"Les bonnes choses arrivent à leur terme par des voies détournées.
Elles font le gros dos comme les chats elles ronronnent intérieurement, sentant que leur bonheur approche. Toutes les bonnes choses rient. L’allure de la marche trahit si l’on est dans la bonne voie.
Mais quand on approche du but, on danse.”
Ainsi parlait Zarathoustra
En ce temps-là, tout allait bien sur la planète du Capital : les étudiants étudiaient, les gouvernants gouvernaient, les travailleurs travaillaient, les grévistes grévaient, les patrons patronnaient, les contestataires contestaient, les casseurs cassaient, les payeurs payaient. Bref, toutes les fonctions fonctionnaient à merveille. Chacun tenait sérieusement son rôle dans la représentation de la vie, jouée
quotidiennement, par l'ensemble de la population planétaire,
pour des spectateurs inexistants ‑ depuis la mort de Dieu,
personne ne s'intéressait plus dans le cosmos à cette comédie
du recommencement.
Or voici que deux gosses comme les autres, échappés par miracle
‑ ou par erreur ‑ à la programmation de la mise‑en-scène, se mirent
pour un moment à jouer tout seuls leur propre jeu, réinvantant pour
eux une sauvagerie que le Grand Œuvre de la Civilisation croyait
avoir définitivement abolie. Une école brûla. Quelques flammes
montèrent, éclairant en un éclair toute la réalité cachée sous le monde
des apparences.
Réunis en Concile Secret, les metteurs‑en‑scène du Capital, délégués de tous les corps de ballet ‑ gouvernements, syndicats, églises, gauchistes, etc… décidèrent alors de continuer le spectacle planétaire comme si l’acte fou de ces deux enfants n’avait été qu’un sketch prévu. Ils essayèrent d’improviser la suite, en rejouant le vaudeville bien connu
de la Contestation.
Il fallut alors s’occuper des Jeunes, chez qui les flammes de l’incendie avaient réveillé quelques désirs sauvages bien inquiétants. On leur offrit une loi à contester ‑ alors que l’incendie volontaire de Pailleron visait clairement la destruction de l’école, on détourna les jeunes de cet extravagant projet, en les mobilisant comme lycéens. Ils se mirent en grève, manifestèrent, comme cela devait être, mais sans le sérieux attendu, sans la violence espérée, sans conviction contestataire. Les jeunes participèrent au simulacre, en sachant bien que c’était un... Et la mise‑en‑scène de la révolte, scolarisée par la grève lycéenne, se mit en vacances scolaire... ENTR’ACTE...

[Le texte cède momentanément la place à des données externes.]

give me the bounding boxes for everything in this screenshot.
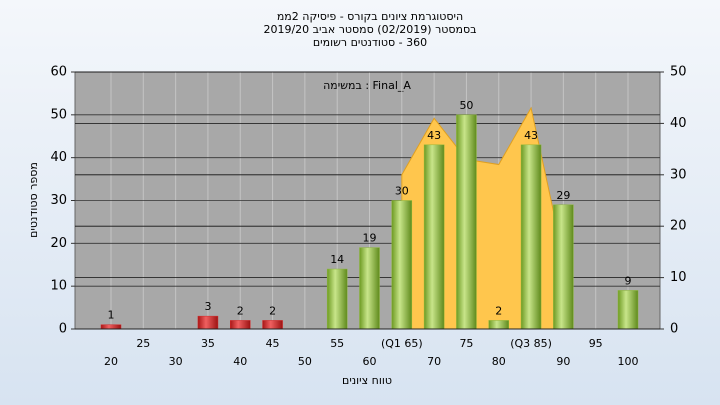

Dès lors, chacun comprit quelle pièce on allait jouer. Pour exorciser cette naissante sauvagerie, on lui offrait de répéter “Mai 68”, c’est-à-dire. surtout d’en confirmer les conclusions. Une centaine d’OS en grève à Renault, et les informations mirent en évidence l’analogie avec Mai 68 tandis que les Anciens Combattants ressortaient des oubliettes en chantant “5 ans déjà, coucou nous revoilà”.
À Saint‑Etienne, l’usine Peugeot fut occupée. La représentation continuait. Après les lycéens, les ouvriers furent invités à se manifester comme ouvriers,
à s’opposer aux patrons sans s’opposer au travail, à perpétuer comme fausse communauté l’entreprise, en protégeant l’usine, à témoigner de leur soumission aux machines en en prenant soin, sous la houlette des Syndicats. Or voici que ce ballet classique, inauguré en 1936, repris en 1968 ne se déroulait plus selon les règles. À l’intérieur de la représentation s’ébauchaient des gestes déconcertants. L’ordre du travail et de ses instruments était en danger.
De nouveau rassemblé, le Concile décida de changer de numéro :
les patrons firent évacuer l'usine par des commandos, et les syndicats
organisèrent la protestation.
Mais au lieu de manifester unitairement, sérieusement, combattivement
comme une bonne classe ouvrière qui se respecte, les ouvriers jouèrent
la comédie jusqu’au bout, en ne s’intéressant qu’aux CRS et en renvoyant dos-à-dos le service d’ordre syndical et celui des flics. La comédie de la manifestation, devint farce. La guerre n’eut pas lieu.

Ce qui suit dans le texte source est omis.